À bien des égards, les chiffres des tableaux de grands animaux donnent le vertige. En effet, il semble bien loin le temps où l’on avait fêté – symboliquement – le million de grands animaux tirés dans une saison de chasse. On approche de plus en plus du million et demi, ce qui démontre une impressionnante évolution sur ces dix dernières années, et encore plus au cours des vingt dernières. Pas une espèce n’échappe à cette tendance (mis à part les gibiers de montagne, isards, chamois et mouflons).
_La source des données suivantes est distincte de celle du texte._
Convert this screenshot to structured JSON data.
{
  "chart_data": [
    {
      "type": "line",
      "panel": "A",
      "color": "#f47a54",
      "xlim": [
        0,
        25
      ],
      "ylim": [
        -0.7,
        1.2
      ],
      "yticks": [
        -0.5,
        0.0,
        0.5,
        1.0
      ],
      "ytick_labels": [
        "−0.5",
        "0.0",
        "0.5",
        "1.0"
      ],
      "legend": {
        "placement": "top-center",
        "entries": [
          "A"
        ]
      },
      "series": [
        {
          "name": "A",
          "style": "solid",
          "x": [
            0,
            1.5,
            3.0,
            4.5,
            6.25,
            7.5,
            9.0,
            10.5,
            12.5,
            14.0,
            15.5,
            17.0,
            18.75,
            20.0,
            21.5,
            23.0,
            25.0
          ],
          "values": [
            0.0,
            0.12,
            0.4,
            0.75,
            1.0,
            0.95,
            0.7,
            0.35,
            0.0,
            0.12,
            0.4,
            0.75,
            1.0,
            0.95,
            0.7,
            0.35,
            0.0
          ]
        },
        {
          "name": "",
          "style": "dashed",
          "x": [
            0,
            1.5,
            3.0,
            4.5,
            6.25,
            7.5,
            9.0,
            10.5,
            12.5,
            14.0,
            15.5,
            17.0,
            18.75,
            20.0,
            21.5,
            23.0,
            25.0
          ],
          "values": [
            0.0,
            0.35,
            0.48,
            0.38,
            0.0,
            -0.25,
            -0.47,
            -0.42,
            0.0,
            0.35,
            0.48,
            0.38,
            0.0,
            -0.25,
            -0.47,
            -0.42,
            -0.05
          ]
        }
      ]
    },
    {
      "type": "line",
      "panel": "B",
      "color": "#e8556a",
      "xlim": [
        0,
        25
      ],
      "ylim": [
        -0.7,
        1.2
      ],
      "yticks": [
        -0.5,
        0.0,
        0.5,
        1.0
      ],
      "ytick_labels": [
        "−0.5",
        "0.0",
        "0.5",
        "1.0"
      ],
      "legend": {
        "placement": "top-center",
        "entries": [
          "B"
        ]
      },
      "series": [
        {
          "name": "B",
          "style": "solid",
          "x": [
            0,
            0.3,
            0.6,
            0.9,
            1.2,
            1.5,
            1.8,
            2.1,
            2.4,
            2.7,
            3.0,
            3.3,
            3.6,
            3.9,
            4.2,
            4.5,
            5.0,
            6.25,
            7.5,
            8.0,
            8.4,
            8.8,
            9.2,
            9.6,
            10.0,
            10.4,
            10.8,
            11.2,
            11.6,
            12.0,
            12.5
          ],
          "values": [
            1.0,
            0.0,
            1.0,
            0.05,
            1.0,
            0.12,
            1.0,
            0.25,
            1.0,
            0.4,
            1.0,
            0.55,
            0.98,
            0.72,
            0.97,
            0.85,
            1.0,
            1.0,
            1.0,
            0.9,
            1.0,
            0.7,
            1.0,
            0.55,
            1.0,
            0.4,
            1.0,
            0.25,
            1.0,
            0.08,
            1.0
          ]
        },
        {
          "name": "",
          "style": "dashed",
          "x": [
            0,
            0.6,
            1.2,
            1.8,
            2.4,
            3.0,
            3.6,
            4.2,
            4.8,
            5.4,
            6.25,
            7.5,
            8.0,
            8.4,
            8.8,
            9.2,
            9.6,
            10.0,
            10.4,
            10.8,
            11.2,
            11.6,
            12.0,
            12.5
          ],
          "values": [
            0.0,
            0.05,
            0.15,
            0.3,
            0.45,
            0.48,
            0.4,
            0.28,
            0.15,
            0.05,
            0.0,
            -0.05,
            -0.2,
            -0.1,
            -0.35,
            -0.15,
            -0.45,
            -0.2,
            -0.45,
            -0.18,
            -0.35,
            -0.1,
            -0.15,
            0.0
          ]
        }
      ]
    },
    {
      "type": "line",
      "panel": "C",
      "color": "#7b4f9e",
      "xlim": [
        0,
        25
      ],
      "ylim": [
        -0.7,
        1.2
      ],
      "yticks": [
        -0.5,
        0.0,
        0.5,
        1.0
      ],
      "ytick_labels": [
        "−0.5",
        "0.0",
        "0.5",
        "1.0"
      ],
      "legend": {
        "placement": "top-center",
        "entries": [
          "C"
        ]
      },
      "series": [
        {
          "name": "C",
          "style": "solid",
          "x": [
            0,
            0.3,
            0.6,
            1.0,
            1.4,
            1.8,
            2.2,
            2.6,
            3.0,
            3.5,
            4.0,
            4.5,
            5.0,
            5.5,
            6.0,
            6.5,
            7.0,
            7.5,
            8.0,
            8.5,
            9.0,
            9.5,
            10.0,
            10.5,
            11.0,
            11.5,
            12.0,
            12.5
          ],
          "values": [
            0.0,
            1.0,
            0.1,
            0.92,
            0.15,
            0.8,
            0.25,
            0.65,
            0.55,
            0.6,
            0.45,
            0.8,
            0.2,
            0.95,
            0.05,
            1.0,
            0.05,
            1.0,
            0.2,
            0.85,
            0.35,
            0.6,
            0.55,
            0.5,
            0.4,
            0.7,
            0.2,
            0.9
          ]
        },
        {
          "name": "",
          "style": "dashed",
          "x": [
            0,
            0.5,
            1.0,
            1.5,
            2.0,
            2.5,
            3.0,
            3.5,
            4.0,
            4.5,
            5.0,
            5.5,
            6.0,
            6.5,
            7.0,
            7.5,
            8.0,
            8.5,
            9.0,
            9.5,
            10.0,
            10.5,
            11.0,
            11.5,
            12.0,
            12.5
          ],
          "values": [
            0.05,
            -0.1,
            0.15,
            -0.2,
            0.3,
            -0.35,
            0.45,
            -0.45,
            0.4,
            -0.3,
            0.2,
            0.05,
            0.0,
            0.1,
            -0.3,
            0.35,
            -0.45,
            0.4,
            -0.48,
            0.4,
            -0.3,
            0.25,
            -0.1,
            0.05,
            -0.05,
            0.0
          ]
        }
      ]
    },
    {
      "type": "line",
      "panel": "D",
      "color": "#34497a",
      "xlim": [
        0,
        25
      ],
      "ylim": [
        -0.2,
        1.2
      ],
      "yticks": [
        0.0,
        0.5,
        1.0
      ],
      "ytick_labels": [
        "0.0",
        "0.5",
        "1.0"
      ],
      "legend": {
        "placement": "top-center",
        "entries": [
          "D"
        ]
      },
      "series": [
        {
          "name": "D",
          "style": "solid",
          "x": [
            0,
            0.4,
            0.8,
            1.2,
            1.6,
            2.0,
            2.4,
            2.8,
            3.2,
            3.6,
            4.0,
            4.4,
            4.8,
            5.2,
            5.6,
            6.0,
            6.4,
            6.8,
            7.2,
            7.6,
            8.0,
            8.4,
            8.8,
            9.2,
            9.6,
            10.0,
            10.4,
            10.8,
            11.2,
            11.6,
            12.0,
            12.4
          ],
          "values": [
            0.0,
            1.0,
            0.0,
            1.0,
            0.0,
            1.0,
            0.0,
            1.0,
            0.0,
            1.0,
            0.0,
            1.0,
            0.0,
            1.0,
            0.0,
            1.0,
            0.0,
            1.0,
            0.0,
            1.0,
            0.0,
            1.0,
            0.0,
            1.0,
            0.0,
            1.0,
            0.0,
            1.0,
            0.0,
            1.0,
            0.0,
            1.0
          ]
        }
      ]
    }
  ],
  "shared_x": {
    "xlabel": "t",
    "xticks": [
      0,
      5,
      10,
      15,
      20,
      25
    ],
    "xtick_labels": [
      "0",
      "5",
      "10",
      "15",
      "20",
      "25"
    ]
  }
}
On le devine, pour la saison 2018-2019 (la dernière en date à être établie par l’ONCFS et la FNC), la part du lion de ces statistiques revient au sanglier avec un niveau de prélèvements étale d’une année à l’autre de près de 750 000 animaux tirés (trois départements dépassent les 23 000 animaux: le Loir-et-Cher, la Moselle et le Gard). Ce niveau de prélèvement, conséquence d’une forte pression de chasse, va s’accentuer cette année avec la possibilité de chasser le sanglier au mois de mars. Une décision nécessaire car, avec les chaleurs du début de saison, et une chute des feuilles retardée, les conditions pour chasser n’étaient pas idéales, souligne la FNC. Du côté du cerf, les tableaux ont augmenté de 4,6 % pour s’établir à 65 275 animaux. Sept départements dépassent les 2 000 animaux (dont le Cantal, la Savoie, l’Indre-et-Loire, la Haute-Garonne et le Loir-et-Cher), alors même que le nombre d’attributions est en légère baisse. Cette hausse des prélèvements s’explique, selon la FNC, par une politique « volontariste de la pression de chasse,notamment par le tir des biches,liée à une meilleure connaissance des populations.» À titre de comparaison, le tableau des cerfs a été multiplié par deux en vingt ans.
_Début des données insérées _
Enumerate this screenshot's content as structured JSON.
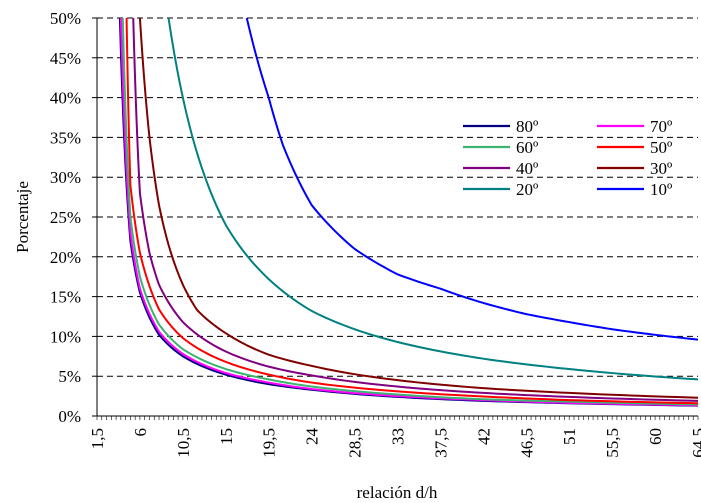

À rebours, les prélèvements de chevreuils sont stables d’une saison à l’autre, avec 580 000 animaux tirés (ils étaient seulement un peu plus de 100 000 il y a trente ans !). Deux départements affichent plus de 15 000 animaux tirés (Moselle et Dordogne). Ce n’est qu’une moyenne, car des régions ont vu une baisse des prélèvements, « sans doute due à la canicule qui a affaibli les chevrettes, engendrant une moindre reproduction » (FNC). Y a-t-il trop de grands animaux? C’est l’avis d’associations forestières privées (dont le CRPF) et publiques (dont l’ONF) qui, dans une lettre adressée début janvier au ministre de la Transition écologique, ont demandé une pression de chasse renforcée sur ces trois espèces, particulièrement sur le chevreuil, pression qui passerait par la fin du plan de chasse. La demande n’est pas nouvelle, mais si elle venait à aboutir (il n’en est pas question pour le moment), cela reviendrait à casser un remarquable outil de gestion. Dans ce cas, il vaut mieux demander une hausse du plan de chasse, plutôt qu’instaurer une anarchie qui décrédibiliserait le monde cynégétique.